Friday, 20 November 2009

Walking The High-Wire

Colum McCann's wonderful novel Let The Great World Spin - weaving together the threads of the lives of New Yorkers connected in loose ways by Philippe Petit's tightrope walk between the Twin Towers in 1974 - deserved to have won the National Book Award this week. Humane and compassionate, it rendered the beauty and fragility of human lives and, particularly in the characters of radical monk Corrigan and opera-loving Gloria, conveyed the everyday beauty of people motivated to help and care for those in desparate need of it.
The book seems to have been written not just in homage to Petit's astounding, beautiful act of artistic defiance, but in its spirit. Nothing could match Petit's act, whereby he appeared to transcend the limits of what a human is capable of as he didn't simply walk, but danced, on a wire stretched so far above bystanders that he seemed like a speck in the sky. It was unforgettable and unrepeatable: an act of perfect, illegal funambulation that seemed like an enchantment and could only have been performed by a magician. Petit's own account, To Reach The Clouds, is a breathlessly inspiring account of a unique obsession. James Marsh's 2008 Man On Wire, filmed like a heist movie, is full of spell-binding images that show the impossible being achieved by painstaking degrees.

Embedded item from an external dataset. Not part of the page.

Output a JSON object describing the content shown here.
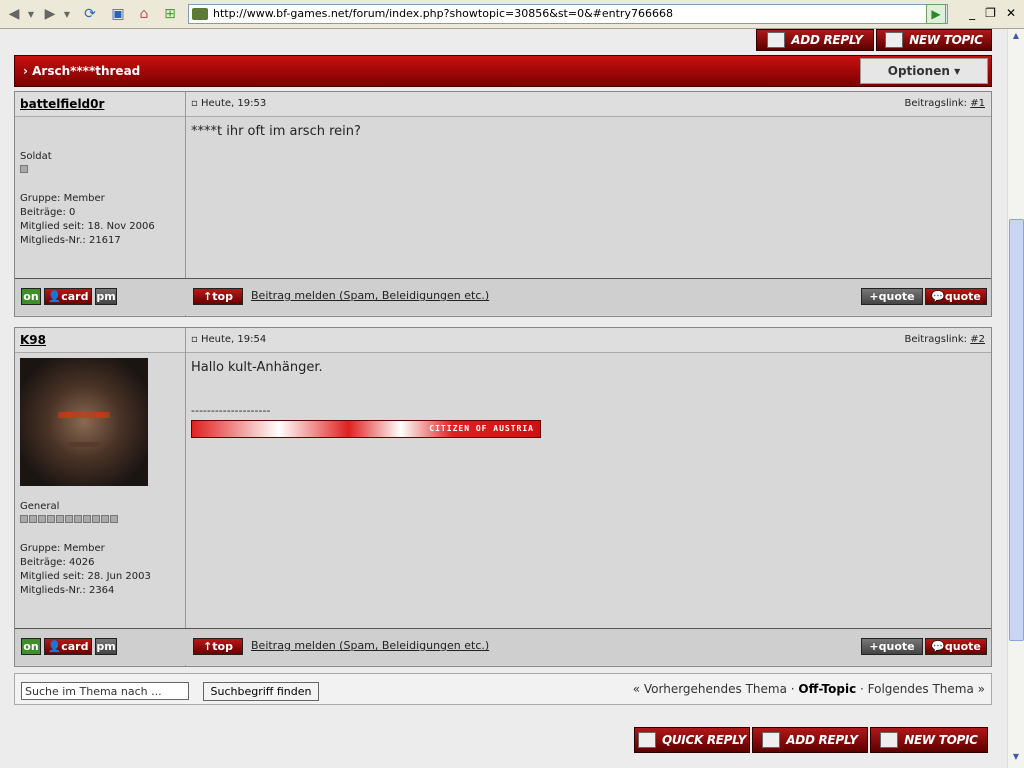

Let The Great World Spin's main characters never leave the ground, although he evokes Petit as he prepares for the walk in a state between rapture and workmanlike concentration. But McCann makes the reader see how an act of beauty can be transformative and redemptive, and the figure of Petit, almost invisible as he balances over the world below, is a symbol of hope in the world McCann evokes of unbelievable pain and equally inconceivable compassion.